TOKYO: In early November I received an invitation from the University of Tokyo to give a keynote speech on Corporate Social Responsibility (CSR) and Sustainable Development. Initially I was a bit nervous about delivering a keynote speech; but having a prior acquaintance with Bottom of the Pyramid initiatives in Japan and experience of working with a UNDP project on Growing Inclusive Markets helped to draw relevant lessons and prepare the speech well.
During the symposium, it was interesting to hear the experiences of Japanese public and private actors with regards to CSR and emerging markets. I especially liked Sanyo’s environmental initiatives to introduce safer and cheaper lighting to families living at the bottom of the pyramid. In the Q&A session one could feel the interest of the new generation of young Japanese students in the topic.
The representatives of Japanese firms also expressed their interest in taking CSR to the next level and linking it to core business strategies while enhancing its social impact. With the rise of China and South Korea in emerging markets, Japanese companies need to be more outward-looking and see emerging markets with a different lens. However, both sides admitted that traditional corporate culture and societal trends have yet to adapt to a different and more appropriate approach.
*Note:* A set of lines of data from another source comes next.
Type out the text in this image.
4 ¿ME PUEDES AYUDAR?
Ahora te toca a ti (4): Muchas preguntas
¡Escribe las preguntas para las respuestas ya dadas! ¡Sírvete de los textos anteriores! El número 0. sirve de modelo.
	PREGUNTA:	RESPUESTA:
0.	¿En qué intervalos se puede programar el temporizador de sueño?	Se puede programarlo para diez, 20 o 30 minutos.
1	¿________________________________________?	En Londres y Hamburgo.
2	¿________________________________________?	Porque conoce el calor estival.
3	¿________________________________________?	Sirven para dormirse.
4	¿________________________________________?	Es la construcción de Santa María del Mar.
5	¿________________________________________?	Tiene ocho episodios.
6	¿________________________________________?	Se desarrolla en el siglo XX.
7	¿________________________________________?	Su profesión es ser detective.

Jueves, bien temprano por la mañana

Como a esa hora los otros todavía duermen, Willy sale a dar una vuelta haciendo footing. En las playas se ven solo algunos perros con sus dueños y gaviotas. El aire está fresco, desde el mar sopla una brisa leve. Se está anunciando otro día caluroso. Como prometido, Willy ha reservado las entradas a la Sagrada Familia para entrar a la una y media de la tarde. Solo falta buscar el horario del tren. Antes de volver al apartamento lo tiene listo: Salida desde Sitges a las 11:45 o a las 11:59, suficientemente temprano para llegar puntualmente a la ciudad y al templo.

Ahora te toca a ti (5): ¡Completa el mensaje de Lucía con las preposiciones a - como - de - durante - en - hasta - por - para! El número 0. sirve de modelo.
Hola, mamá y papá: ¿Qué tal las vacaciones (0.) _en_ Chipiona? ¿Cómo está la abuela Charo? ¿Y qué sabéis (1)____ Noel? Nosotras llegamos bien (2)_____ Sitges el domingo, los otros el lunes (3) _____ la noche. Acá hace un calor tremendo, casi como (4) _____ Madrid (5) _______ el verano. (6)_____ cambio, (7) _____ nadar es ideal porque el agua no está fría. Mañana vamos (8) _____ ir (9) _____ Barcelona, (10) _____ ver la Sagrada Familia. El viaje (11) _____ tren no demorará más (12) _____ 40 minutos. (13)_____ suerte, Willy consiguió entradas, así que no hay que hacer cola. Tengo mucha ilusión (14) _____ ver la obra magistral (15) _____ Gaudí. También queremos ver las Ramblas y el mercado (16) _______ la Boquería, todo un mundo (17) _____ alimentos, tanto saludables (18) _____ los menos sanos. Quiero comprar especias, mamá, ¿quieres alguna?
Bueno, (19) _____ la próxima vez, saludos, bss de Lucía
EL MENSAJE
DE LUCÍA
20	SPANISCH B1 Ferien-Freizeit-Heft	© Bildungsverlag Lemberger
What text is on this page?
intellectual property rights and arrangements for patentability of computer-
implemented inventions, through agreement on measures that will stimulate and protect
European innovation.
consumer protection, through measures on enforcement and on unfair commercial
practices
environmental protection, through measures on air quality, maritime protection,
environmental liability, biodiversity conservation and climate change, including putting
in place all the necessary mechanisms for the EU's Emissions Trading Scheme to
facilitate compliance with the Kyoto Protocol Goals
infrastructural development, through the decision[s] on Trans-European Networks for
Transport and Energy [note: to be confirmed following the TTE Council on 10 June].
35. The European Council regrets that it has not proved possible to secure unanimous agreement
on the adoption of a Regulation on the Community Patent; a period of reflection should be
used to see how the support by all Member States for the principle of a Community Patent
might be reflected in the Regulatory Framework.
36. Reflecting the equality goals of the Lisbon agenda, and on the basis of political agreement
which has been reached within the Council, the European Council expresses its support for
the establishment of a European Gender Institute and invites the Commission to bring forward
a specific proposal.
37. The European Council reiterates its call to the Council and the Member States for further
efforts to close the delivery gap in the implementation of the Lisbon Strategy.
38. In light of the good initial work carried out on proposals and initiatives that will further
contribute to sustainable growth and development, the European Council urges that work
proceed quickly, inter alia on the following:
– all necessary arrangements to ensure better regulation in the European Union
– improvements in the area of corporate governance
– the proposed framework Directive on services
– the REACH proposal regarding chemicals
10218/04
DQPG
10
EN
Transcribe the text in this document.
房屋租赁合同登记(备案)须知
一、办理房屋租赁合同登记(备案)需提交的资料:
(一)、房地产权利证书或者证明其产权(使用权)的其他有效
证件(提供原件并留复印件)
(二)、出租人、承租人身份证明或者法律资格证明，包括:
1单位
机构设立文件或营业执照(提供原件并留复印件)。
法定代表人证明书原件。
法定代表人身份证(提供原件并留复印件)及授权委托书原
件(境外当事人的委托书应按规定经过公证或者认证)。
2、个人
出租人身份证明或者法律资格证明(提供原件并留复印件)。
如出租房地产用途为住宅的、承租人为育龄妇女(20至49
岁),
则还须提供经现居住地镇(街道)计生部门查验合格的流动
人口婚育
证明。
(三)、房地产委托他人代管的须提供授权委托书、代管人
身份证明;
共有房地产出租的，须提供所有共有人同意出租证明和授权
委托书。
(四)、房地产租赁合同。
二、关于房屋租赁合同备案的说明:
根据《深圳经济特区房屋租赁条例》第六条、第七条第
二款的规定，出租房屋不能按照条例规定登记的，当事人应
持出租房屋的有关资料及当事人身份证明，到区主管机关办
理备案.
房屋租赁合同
Social responsibility is deeply rooted in the Japanese philosophy of doing business and the country certainly has a competitive advantage in environmental technologies, which can be linked to green innovation for those at the base of the pyramid. However, technological innovations need to be supported by appropriate business models and become socially embedded in the local context. The latter is something that Japanese firms have less experience with. The firms seem to focus too much on their technological skills, while more attention is needed for accompanying soft/social skills, for example developing human capital and local ties to make innovations locally embedded in emerging markets and BoP.
In my keynote speech I argued that CSR can be linked with Inclusive business approaches to develop a socially inclusive innovation that caters to sustainable development in the South and benefits companies’ long-term growth. During the stay in Tokyo I also conducted interviews with representatives of the Japanese Ministry of Foreign Affairs and the Japan International Cooperation Agency about new policies for linking private sector innovation with development initiatives.